I've skipped ahead to the last track on this Zevon CD (the eponymous one, released 1976), "Desperadoes Under the Eaves". It's a sad, sardonic look at life and loneliness (apropos for Zevon) that ends in a a triumphant swell of piano, strings and backing vocals telling us to "Look away down Gower avenue", and thus into the sunset. If you think too hard about that image, it becomes almost laughably cliche and easy. That's the thing though- in the hands of a lesser artist it would, but when someone of Zevon's caliber sings such a lyric, it becomes profound; it is infused with the gravitas of the singer such that it becomes fresh, and lends the song a bittersweet triumph. This has happened before consider these last lines from one of W.B. Yeats' final poems, "Poltics"
But O, that I were young again
and held her in my arms.
It is a frivolous, throw-away emotion, but that Yeats wrote this (at the end of his life, no less) elevates the simple, common lust for youth and to be youthful to a level of profundity the lines themselves do not on the surface merit.

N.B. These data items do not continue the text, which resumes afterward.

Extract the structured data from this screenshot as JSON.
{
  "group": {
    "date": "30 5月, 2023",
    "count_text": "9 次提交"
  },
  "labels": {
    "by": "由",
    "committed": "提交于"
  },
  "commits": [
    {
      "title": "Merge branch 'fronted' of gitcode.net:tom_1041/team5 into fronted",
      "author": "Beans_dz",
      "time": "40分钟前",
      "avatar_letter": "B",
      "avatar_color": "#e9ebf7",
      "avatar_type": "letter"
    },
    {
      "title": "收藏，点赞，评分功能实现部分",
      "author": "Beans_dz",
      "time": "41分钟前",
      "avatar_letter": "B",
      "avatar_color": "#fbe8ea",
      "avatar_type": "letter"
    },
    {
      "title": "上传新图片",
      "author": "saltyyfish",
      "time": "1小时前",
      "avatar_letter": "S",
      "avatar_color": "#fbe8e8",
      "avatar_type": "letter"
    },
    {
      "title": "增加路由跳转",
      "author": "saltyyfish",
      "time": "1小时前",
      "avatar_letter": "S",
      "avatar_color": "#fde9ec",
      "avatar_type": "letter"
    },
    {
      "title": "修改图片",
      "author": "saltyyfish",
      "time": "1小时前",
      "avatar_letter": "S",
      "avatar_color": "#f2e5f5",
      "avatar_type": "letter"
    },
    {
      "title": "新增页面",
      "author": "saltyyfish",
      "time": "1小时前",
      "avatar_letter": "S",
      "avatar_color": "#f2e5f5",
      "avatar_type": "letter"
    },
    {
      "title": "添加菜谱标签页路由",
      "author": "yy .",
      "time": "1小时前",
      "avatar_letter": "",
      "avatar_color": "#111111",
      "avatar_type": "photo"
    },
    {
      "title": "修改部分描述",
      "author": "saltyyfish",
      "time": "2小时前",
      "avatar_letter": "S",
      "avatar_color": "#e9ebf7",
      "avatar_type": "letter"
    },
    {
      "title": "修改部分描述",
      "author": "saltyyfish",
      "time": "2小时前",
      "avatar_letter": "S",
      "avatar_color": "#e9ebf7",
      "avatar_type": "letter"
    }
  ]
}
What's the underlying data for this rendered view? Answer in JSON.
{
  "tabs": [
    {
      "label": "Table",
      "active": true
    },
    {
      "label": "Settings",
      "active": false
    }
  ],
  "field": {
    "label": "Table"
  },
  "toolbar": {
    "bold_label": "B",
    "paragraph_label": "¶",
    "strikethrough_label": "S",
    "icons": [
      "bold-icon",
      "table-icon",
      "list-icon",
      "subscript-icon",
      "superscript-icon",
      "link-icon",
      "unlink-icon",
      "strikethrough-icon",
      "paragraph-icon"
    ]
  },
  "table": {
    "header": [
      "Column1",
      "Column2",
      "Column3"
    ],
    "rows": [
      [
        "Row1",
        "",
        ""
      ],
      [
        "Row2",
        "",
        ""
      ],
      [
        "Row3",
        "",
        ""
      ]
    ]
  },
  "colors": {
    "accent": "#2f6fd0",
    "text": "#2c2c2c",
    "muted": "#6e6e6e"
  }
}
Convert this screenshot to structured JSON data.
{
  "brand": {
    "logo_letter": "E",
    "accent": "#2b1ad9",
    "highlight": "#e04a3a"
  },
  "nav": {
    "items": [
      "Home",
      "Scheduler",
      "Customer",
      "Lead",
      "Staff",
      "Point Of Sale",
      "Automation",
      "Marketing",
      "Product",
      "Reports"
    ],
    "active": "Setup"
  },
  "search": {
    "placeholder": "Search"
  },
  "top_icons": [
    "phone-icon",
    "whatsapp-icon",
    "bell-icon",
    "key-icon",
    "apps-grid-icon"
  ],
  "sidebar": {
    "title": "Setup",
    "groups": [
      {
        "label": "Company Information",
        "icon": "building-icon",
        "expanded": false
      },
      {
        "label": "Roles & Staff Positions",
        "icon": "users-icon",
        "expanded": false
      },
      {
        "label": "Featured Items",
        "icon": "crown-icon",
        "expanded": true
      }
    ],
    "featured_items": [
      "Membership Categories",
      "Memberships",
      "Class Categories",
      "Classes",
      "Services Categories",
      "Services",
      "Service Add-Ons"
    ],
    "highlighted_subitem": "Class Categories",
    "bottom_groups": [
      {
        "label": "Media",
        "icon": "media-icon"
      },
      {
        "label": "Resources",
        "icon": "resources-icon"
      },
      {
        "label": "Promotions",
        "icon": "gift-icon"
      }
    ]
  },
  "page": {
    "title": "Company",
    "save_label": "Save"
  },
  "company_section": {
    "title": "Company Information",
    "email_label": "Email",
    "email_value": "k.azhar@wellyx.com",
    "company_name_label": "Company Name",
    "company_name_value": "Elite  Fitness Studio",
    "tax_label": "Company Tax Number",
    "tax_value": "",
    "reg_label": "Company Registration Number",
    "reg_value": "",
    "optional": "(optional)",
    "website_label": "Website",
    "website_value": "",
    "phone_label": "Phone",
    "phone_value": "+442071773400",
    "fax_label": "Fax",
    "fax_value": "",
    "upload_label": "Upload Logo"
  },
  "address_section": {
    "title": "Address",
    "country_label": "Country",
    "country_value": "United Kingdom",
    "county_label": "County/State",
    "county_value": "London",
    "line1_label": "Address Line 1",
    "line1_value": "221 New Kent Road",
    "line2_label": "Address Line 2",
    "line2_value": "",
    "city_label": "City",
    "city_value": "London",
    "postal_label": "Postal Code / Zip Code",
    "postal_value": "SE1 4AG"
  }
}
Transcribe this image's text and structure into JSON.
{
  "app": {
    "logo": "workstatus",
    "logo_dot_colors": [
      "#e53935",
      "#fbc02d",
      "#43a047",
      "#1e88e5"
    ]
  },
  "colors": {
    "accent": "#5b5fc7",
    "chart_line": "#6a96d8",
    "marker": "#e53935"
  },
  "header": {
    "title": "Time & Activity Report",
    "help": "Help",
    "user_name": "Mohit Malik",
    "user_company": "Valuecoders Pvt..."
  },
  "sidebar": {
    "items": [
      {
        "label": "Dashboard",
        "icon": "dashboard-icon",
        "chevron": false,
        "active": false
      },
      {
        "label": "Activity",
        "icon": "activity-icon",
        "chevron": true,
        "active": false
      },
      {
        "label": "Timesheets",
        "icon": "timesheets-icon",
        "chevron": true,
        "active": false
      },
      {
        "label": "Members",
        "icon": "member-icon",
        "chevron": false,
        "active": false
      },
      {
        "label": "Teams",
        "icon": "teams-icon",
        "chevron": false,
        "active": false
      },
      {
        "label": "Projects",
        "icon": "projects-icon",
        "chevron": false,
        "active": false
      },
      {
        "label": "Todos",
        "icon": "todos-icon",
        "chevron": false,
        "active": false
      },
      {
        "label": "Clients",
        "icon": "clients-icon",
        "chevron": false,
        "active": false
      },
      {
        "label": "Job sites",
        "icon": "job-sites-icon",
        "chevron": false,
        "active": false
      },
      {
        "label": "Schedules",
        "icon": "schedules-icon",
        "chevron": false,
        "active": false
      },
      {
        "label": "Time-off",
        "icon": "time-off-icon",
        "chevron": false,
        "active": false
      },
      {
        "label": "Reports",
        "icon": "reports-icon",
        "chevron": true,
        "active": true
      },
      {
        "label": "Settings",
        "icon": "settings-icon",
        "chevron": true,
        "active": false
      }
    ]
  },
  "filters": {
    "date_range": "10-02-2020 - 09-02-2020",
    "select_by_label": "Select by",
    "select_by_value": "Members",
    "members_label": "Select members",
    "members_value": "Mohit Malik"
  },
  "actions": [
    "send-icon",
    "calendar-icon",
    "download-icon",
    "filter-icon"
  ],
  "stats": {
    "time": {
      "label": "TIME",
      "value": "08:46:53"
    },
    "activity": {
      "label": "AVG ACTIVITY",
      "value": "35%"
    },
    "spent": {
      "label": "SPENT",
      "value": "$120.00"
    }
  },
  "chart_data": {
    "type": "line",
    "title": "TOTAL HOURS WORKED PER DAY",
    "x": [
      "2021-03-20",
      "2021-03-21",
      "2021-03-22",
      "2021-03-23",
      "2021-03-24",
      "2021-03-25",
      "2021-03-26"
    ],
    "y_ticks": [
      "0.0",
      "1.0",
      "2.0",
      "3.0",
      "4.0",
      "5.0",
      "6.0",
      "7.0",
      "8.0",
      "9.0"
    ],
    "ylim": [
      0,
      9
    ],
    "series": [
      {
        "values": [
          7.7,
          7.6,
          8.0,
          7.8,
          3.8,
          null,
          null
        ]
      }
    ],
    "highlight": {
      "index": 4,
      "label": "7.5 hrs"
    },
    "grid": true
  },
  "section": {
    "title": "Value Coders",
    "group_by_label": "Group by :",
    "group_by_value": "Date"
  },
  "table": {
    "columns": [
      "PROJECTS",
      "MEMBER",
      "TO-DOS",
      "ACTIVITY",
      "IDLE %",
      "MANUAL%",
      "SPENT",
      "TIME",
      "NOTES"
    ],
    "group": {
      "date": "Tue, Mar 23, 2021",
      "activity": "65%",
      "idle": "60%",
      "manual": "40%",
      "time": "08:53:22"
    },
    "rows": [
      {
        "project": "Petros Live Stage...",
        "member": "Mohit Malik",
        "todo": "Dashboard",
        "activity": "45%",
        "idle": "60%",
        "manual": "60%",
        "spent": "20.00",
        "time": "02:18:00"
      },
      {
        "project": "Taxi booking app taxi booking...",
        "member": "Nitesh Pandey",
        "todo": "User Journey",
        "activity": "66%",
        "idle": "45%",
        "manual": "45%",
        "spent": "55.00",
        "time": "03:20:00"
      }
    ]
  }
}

It's damp here. The river is wide open- no snow here. I have good whiskey and good books and another day to lounge about and await the next week and the additional travel it will bring. I'm reading blogs and books and staring out at that riverboat casino, and smiling at the ridiculous scene that must be going on inside that neon-topped eyesore. If I squint my eye and look west, I can see the green and red lights of a high bridge wink back at me.
So yeah... I like Warren Zevon. I like him on nights like this.